Tags: Method, Networks with Residual Connections, Method, Regularization, Increased Accuracy

TL;DR

Sample-wise stochastic depth is a regularization technique for networks with residual connections that probabilistically drops samples after the transformation function in each residual block. This means that different samples go through different combinations of blocks.

Attribution

EfficientNet model in the TPU Github repository from Google

EfficientNet model in gen-efficientnet-pytorch Github repository by Ross Wightman

Hyperparameters

  • stochastic_method - Specifies the version of the stochastic depth method to use. stochastic_method=sample applies stochastic dropping to samples. stochastic_method=block applies block-wise stochastic depth, which we address in a separate method card.

  • target_layer_name - The reference name for the module that will be replaced with a functionally equivalent sample-wise stochastic block. For example, target_layer_name=ResNetBottleNeck will replace modules in the model named BottleNeck.
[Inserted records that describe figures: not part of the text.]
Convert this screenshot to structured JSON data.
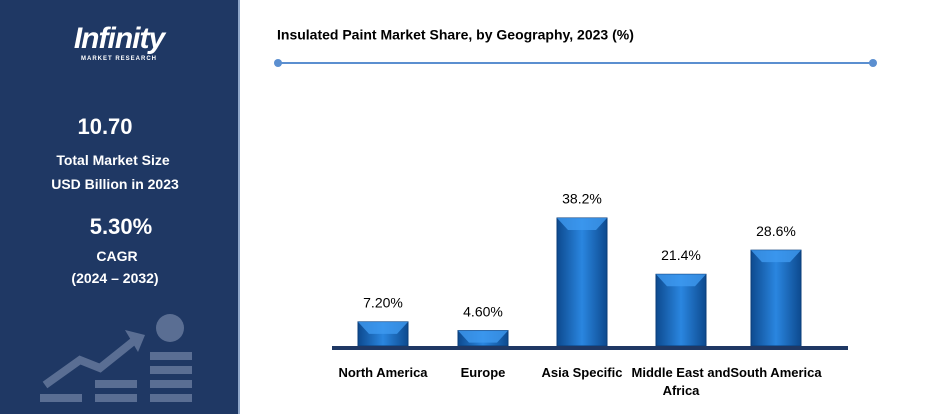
{
  "sidebar": {
    "logo": "Infinity",
    "logo_sub": "MARKET RESEARCH",
    "market_size": "10.70",
    "market_size_label": "Total Market Size",
    "market_size_unit": "USD Billion in 2023",
    "cagr": "5.30%",
    "cagr_label": "CAGR",
    "cagr_period": "(2024 – 2032)"
  },
  "chart_data": {
    "type": "bar",
    "title": "Insulated Paint Market Share, by Geography, 2023 (%)",
    "categories": [
      "North America",
      "Europe",
      "Asia Specific",
      "Middle East and Africa",
      "South America"
    ],
    "values": [
      7.2,
      4.6,
      38.2,
      21.4,
      28.6
    ],
    "value_labels": [
      "7.20%",
      "4.60%",
      "38.2%",
      "21.4%",
      "28.6%"
    ],
    "color": "#1f6fc5"
  }
}
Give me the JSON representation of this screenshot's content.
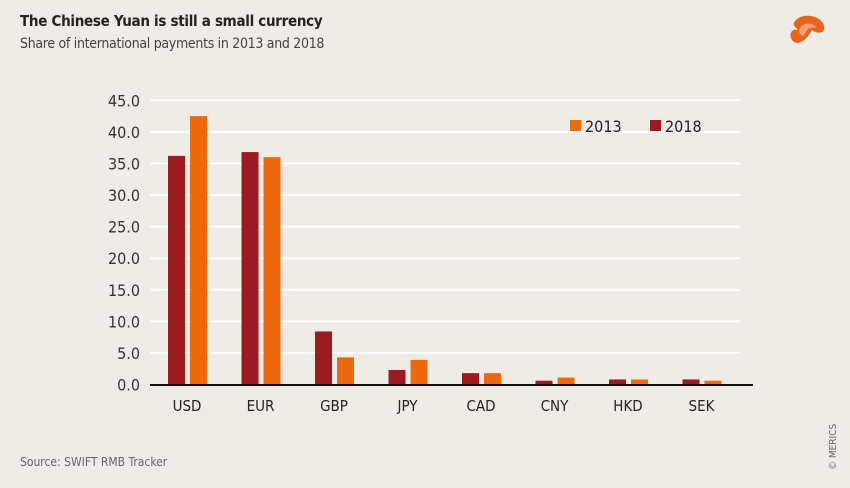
{
  "header": {
    "title": "The Chinese Yuan is still a small currency",
    "subtitle": "Share of international payments in 2013 and 2018"
  },
  "footer": {
    "source": "Source: SWIFT RMB Tracker",
    "copyright": "© MERICS"
  },
  "logo": {
    "name": "merics-logo-icon",
    "color": "#e8641b"
  },
  "chart_data": {
    "type": "bar",
    "title": "The Chinese Yuan is still a small currency",
    "subtitle": "Share of international payments in 2013 and 2018",
    "categories": [
      "USD",
      "EUR",
      "GBP",
      "JPY",
      "CAD",
      "CNY",
      "HKD",
      "SEK"
    ],
    "series": [
      {
        "name": "2018",
        "color": "#9b1b1f",
        "values": [
          36.2,
          36.8,
          8.4,
          2.3,
          1.8,
          0.6,
          0.8,
          0.8
        ]
      },
      {
        "name": "2013",
        "color": "#ec6a0c",
        "values": [
          42.5,
          36.0,
          4.3,
          3.9,
          1.8,
          1.1,
          0.8,
          0.6
        ]
      }
    ],
    "legend_order": [
      "2013",
      "2018"
    ],
    "legend_position": "top-right",
    "yticks": [
      "0.0",
      "5.0",
      "10.0",
      "15.0",
      "20.0",
      "25.0",
      "30.0",
      "35.0",
      "40.0",
      "45.0"
    ],
    "ylim": [
      0,
      45
    ],
    "grid": true,
    "xlabel": "",
    "ylabel": ""
  }
}
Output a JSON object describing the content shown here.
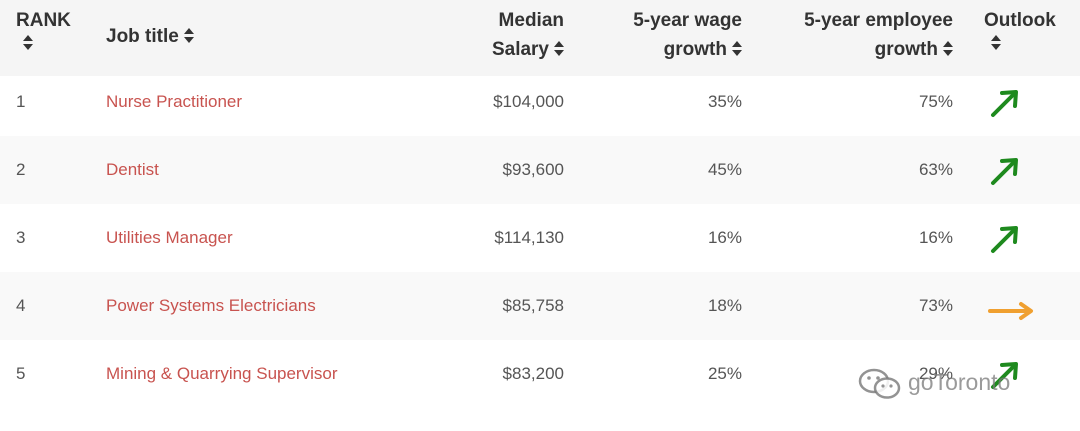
{
  "table": {
    "headers": {
      "rank": "RANK",
      "title": "Job title",
      "salary_line1": "Median",
      "salary_line2": "Salary",
      "wage_line1": "5-year wage",
      "wage_line2": "growth",
      "emp_line1": "5-year employee",
      "emp_line2": "growth",
      "outlook": "Outlook"
    },
    "rows": [
      {
        "rank": "1",
        "title": "Nurse Practitioner",
        "salary": "$104,000",
        "wage_growth": "35%",
        "employee_growth": "75%",
        "outlook": "up-right-arrow-icon"
      },
      {
        "rank": "2",
        "title": "Dentist",
        "salary": "$93,600",
        "wage_growth": "45%",
        "employee_growth": "63%",
        "outlook": "up-right-arrow-icon"
      },
      {
        "rank": "3",
        "title": "Utilities Manager",
        "salary": "$114,130",
        "wage_growth": "16%",
        "employee_growth": "16%",
        "outlook": "up-right-arrow-icon"
      },
      {
        "rank": "4",
        "title": "Power Systems Electricians",
        "salary": "$85,758",
        "wage_growth": "18%",
        "employee_growth": "73%",
        "outlook": "right-arrow-icon"
      },
      {
        "rank": "5",
        "title": "Mining & Quarrying Supervisor",
        "salary": "$83,200",
        "wage_growth": "25%",
        "employee_growth": "29%",
        "outlook": "up-right-arrow-icon"
      }
    ]
  },
  "colors": {
    "title_link": "#c8534f",
    "outlook_up": "#1e8a1e",
    "outlook_flat": "#f0a030",
    "alt_row": "#f9f9f9",
    "header_bg": "#f5f5f5"
  },
  "watermark": {
    "text": "goToronto",
    "icon": "wechat-icon"
  }
}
  • drop_rate - The probability of dropping a sample within a residual block.

  • drop_distribution - How the drop_rate is distributed across the model’s blocks. The two possible values are uniform and linear. uniform assigns a single drop_rate across all blocks. linear linearly increases the drop rate according to the block’s depth, starting from 0 at the first block and ending with drop_rate at the last block.

Applicable Settings

Sample-wise stochastic depth requires models to have residual blocks since the method relies on skip connections to allow samples to skip blocks of the network.

Example Effects

For both ResNet-50 and ResNet-101 on ImageNet, we measure a +0.4% absolute accuracy improvement when using drop_rate=0.1 and drop_distribution=linear. The training wall-clock time is approximately 5% longer when using sample-wise stochastic depth.

Implementation Details

When training, samples are dropped after the transformation function in a residual block by multiplying the batch by a binary vector. The binary vector is generated by sampling independent Bernoulli distributions with probability (1 - drop_rate). After the samples are dropped, the skip connection is added as usual. During inference, no samples are dropped, but the batch of samples is scaled by (1 - drop_rate) to compensate for the drop frequency when training.

Suggested Hyperparameters

We observed that drop_rate=0.1 and drop_distribution=linear yielded maximum accuracy improvements on both ResNet-50 and ResNet-101.

Considerations

Because sample-wise stochastic depth randomly drops samples within each residual block, a shallow model may exhibit instability due to insufficient transformation on some samples. When using a shallow model, it is best to use a small drop rate or avoid sample-wise stochastic depth entirely.

In addition, there may be instability when training on smaller batch sizes since a significant proportion of the batch may be dropped even at low drop rates.

Composability

Combining several regularization methods may have diminishing returns, and can even degrade accuracy. This may hold true when combining sample-wise stochastic depth with other regularization methods.